As automobile manufacturers across the globe announced significant investments in electric vehicles (EV) in recent years, it became increasingly important for Alabama leaders to take action to remain competitive as a top automobile manufacturing state.
Mayors and county commissioners across the state are also looking for assistance to get charging infrastructure to attract EV drivers to their communities to spend money and support the local economy.
Gov. Kay Ivey and other state leaders chose to act, and we applaud their clear and transparent approach, including the state’s announcement of the Drive Electric Alabama education campaign in late 2021.
“Alabama is a state of forward thinking and innovation,” Ivey said during the kick-off event in Birmingham.
Through Drive Electric Alabama, the state is working alongside a growing coalition of stakeholders supporting a variety of educational activities related to EVs. A private Electrify America grant and a federal grant leveraged by the Alabama Clean Fuels Coalition has expanded the capacity of Drive Electric Alabama’s radio, TV and digital advertising efforts.
Organizations like the Energy Institute of Alabama, Alabama State Parks and the Alabama Department of Tourism have already endorsed Drive Electric Alabama.
Consumer education is helping people realize an EV makes sense for them. People quickly understand they could easily charge an EV at home for most of their travel needs, but longer-distance travel with an EV will require access to charging infrastructure along the way.
The Alabama Department of Economic and Community Affairs (ADECA) is putting the final touches on a comprehensive statewide EV infrastructure plan. We’ve both been very active in the development of this plan and applaud the state’s goal of catalyzing the EV market, attracting private investment and supporting the development of a statewide charging network over time.
The state already awarded 18 grants totaling $4.1 million last year to expand EV charging. It’s worth noting the state received four times more proposals than it could fund at the time. A federal infrastructure bill that became law in November 2021 is expected to send about $15 million per year to our state, giving businesses along Alabama’s interstate corridors the ability to apply for funds to support EV charging projects.
If the Alabama Legislature continues funding the infrastructure program it started in 2020, communities and businesses in every area of the state can have opportunities to apply for charging infrastructure grants.
The recent Drive Electric Alabama launch comes on the heels of last summer’s creation of the Alabama Mobility and Power (AMP) Center, a collaborative effort involving the University of Alabama, Alabama Power Company, and Mercedes-Benz U.S. International, which is designed to be an EV research hub. The AMP Center announcement was made after Mercedes’ decision to begin manufacturing EVs in Tuscaloosa.

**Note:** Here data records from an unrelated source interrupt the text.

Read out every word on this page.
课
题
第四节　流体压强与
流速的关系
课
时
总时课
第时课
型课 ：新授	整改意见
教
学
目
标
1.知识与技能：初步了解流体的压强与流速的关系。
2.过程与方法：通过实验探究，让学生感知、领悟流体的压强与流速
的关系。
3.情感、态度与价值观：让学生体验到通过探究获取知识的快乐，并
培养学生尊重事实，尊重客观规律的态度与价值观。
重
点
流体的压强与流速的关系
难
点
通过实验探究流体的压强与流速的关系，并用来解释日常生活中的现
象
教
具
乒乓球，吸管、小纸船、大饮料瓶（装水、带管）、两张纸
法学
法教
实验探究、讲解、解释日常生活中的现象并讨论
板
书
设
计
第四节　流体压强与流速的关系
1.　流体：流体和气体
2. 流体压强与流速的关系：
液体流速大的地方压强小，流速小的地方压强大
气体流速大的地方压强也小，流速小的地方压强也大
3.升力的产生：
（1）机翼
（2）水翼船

All-electric SUVs are expected to roll off the assembly line at Mercedes in Tuscaloosa in 2022. Hyundai, which operates a plant in Montgomery, has also invested billions in EV technology and manufacturing. For pick-up truck drivers, the new Ford F-150 Lightning and Chevrolet Silverado EV will be attractive, in addition to a bunch of new EV models coming from Honda, Toyota and Mazda and other major manufacturers.
Alabama has worked hard to become one of the nation’s leading automobile manufacturers, and maintaining that status as EVs proliferate will improve the state’s economic future. EVs have already approached 5 percent of total new car sales in some months and analysts predict 20 percent of all vehicles sold in the U.S. will be an EV in 2030.
Alabama leaders understand automobile manufacturing provides thousands of high-paying jobs. Supporting and growing this sector of Alabama’s economy helps keep more of Alabama’s best and brightest at home to pursue a career.
That’s why the Drive Electric Alabama campaign and the soon-to-be unveiled EV infrastructure plan are so timely and will complement each other to keep Alabama’s economy rolling.